I kept looking, checking back one generation at a time. Before John Clark were three generations of Williams, the middle one having the middle name of Amadas (his mother’s maiden name, I learned later). About that time, I decided I’d better check on the dates of this Sir John, the pirate. Ah, he was born in 1532 in Plymouth, Devon, England. Wait! That was the same place William Amadas was born. 

Oh, my goodness! William Amadas Hawkins, our ancestor, had a little brother named John, and he was born in Plymouth in 1532. Our ancestor was the older brother of Sir John Hawkins, the pirate!


So there was a connection all along, a connection my Hawkins mother did not live long enough to learn about. Twenty-first century technology and the work of a multitude of people who have tracked down and pieced together the millions or billions of pieces of information on Ancestry made it possible for me to discover the illusive connection. That is now making it possible for me to share the story with my family, including Cousin Paul. His comment? This means his sons have a double connection through both their parents.

Of course I wondered if William Amadas, my ancestor, had any involvement in his little brother’s pirate activities. That took a couple more weeks to track down…. In fact there is a good bit more to share about this ancestor, including the fact that he did help his brother outfit his ships for his trips across the Atlantic, and William Amadas was heavily involved in getting ships prepared for the Armada sea battles with the king of Spain. More on those things in time.

Beyond the Hawkinses

As I was browsing the Internet for more on either of those Hawkins brothers, I ran across a comment about other important people in the background of the Hawkins boys, but through their mother, not their father. Interesting. Their mother’s name was one I’d never heard—Joan Trelawny, nor had I ever heard her Grandmother Florence’s family name—Courtenay. But I started tracking on the mother’s side and discovered that Florence’s great-grandmother was someone named (among other things) Lady Eleanor Plantagenet. 

Plantagenet?? I had Plantagenets in my ancestry? 

So I kept tracking back…

Turns out Lady Eleanor was daughter of Henry Richard Plantagenet, granddaughter of Edmund Crouchback Plantagenet, and great-granddaughter of—King Henry III??! Now we have royalty? 

Had enough or want some more? Guess who King Henry’s father was?? 

King John! Robin Hood’s King John? The same. 

John’s older brother is at least as well-known as he is—Richard the Lionhearted, but we’re not connected to him genealogically. However, another surprise awaited in that family. Richard and John’s mother was Eleanor of Aquitane. That name was familiar to me, but I can’t remember what I heard about it in the past. Aquitane is a province on the southwestern coast of France, and it played a role with a variety of politics and people of European countries.

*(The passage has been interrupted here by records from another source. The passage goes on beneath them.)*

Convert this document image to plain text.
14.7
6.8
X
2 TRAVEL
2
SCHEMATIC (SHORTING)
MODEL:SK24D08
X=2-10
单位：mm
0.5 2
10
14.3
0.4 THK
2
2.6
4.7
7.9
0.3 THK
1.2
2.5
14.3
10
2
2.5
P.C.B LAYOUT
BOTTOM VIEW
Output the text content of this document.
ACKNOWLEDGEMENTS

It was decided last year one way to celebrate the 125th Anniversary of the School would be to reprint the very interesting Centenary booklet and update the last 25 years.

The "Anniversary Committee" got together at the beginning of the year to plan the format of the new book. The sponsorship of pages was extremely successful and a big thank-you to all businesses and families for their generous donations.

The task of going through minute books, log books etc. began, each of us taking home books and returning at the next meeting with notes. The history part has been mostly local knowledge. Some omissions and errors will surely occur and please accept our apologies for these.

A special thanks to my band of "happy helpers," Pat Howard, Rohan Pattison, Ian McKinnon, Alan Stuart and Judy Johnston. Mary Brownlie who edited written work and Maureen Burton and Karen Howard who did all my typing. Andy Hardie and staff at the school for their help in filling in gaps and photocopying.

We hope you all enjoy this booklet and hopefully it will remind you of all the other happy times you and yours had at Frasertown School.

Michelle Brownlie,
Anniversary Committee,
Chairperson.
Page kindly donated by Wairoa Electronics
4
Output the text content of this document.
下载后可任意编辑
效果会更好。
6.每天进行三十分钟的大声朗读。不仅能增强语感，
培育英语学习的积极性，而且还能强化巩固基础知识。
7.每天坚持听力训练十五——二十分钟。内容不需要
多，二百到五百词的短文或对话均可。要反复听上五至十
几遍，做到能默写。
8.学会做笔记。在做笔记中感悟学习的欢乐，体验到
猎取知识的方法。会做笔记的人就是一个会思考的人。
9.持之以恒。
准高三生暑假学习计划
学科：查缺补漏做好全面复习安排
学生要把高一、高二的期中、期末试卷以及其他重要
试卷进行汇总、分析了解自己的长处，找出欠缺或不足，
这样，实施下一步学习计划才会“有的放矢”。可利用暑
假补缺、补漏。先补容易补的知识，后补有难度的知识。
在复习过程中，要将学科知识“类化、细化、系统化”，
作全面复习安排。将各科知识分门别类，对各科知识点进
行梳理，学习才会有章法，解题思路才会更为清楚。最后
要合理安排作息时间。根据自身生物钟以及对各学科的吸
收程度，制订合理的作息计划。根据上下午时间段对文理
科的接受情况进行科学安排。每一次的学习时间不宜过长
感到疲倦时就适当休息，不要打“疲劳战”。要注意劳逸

It turns out that the mother of Eleanor of Aquitane was a granddaughter of William, Duke of Normandy, the one who was victor over the English King Harald in the famous Battle of Hastings in 1066 A.D. (Note: William the Conqueror is numbered William I. There have been just three others since. If the current Prince William becomes king someday and decides to keep the William—sometimes they choose one of their other 3-4 names—he will be William V.)

There’s more, but that’s enough for now.